I always used to translate Dutch into English, as that is what I am MITI-qualified to do. However, it seems that in recent years many into-Dutch translators have retired. Consequently one of my customers now regularly asks me to translate into Dutch – mostly operating manuals for mowers, chainsaws and other equipment used in the groene sector, the land-based trades, i.e. forestry, horticulture, groundskeeping, etc. As a conservation volunteer, I get to operate some of this equipment, chat with farmers and grounds personnel, and work with other volunteers from a wide range of backgrounds. As a result, my work and volunteering tend to support each other, making me more effective in both roles, and making both more enjoyable.
A number of years ago I joined an NLdoet volunteer work session in a park close to where I live in The Hague. I enjoyed that, so through a volunteering website I found the Werkgroep Agrarisch Natuurbeheer (WAN), which is active around Wassenaar and Leiden. The group manages geriefbosjes, coppices that used to supply farms with wood. Coppicing means regularly cutting trees back to stumps, after which they regenerate very quickly. This is done in winter when the trees are dormant. We mostly use an eight-year rotation, after which time the new shoots on the trees (ash, hazel, etc.) have grown to a height of six to eight metres and a diameter of around ten centimetres. It is essentially the same as pollarding where trees are cut higher up – knotwilgen being a key example in the Netherlands. Historically, coppiced timber was an important resource for the farms, providing both firewood and wood for tool handles, etc. However, as coppicing is very labour-intensive farmers have stopped doing it. Because copses can be an important habitat for a range of species, some are now looked after by voluntary groups such as WAN. We not only coppice and pollard trees but also plant new trees, dredge ditches, help install nest cameras, etc. Most of the work is done using pruning saws (pistoolzagen) which cut very quickly. We occasionally use chainsaws for heavier work and crosscutting the felled timber.
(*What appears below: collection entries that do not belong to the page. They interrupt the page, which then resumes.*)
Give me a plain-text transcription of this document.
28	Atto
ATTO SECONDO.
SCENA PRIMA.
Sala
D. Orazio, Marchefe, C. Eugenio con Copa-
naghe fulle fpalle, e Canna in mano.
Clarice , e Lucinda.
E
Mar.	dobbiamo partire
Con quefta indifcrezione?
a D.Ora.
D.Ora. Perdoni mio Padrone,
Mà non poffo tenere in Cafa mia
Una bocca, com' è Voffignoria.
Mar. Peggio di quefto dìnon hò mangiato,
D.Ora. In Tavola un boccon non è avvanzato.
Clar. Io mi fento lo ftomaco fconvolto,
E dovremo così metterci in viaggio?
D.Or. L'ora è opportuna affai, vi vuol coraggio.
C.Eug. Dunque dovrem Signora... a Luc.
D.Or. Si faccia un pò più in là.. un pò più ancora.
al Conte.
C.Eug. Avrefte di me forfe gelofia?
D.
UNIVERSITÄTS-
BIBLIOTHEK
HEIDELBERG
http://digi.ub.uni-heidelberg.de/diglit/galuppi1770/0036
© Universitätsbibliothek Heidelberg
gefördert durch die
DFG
A few years ago I had to translate some chainsaw manuals so that was a good opportunity to do a course at IPC Groene Ruimte, a vocational training centre. Just as important as gaining technical knowledge and experience was chatting with the groene sector workers – basically the people who read the manuals I translate. Later, I also did courses on brush cutters and other equipment.
As the copses where I work are nearby farms, I get to chat with the farmers and learn about their work and equipment. That has been very useful in translating manuals for milking robots, tractors and flail mowers.
I also do some volunteering for Dunea, the drinking water company, which serves around 1.3 million customers in the west of Zuid-Holland and manages around 2,500 hectares of dunes that form part of the Nationaal Park Hollandse Duinen. Most of that work involves removing invasive vegetation such as black cherry (Amerikaanse Vogelkers) and white poplar (abeel) to preserve the openness of the dune landscape. These trees have to be dug out completely – cutting them would only cause them to grow back, as in coppicing. Again, chatting with Dunea staff and the other volunteers during coffee breaks can be very informative.
For me, combining conservation volunteering with working in areas such as agriculture and horticulture works really well.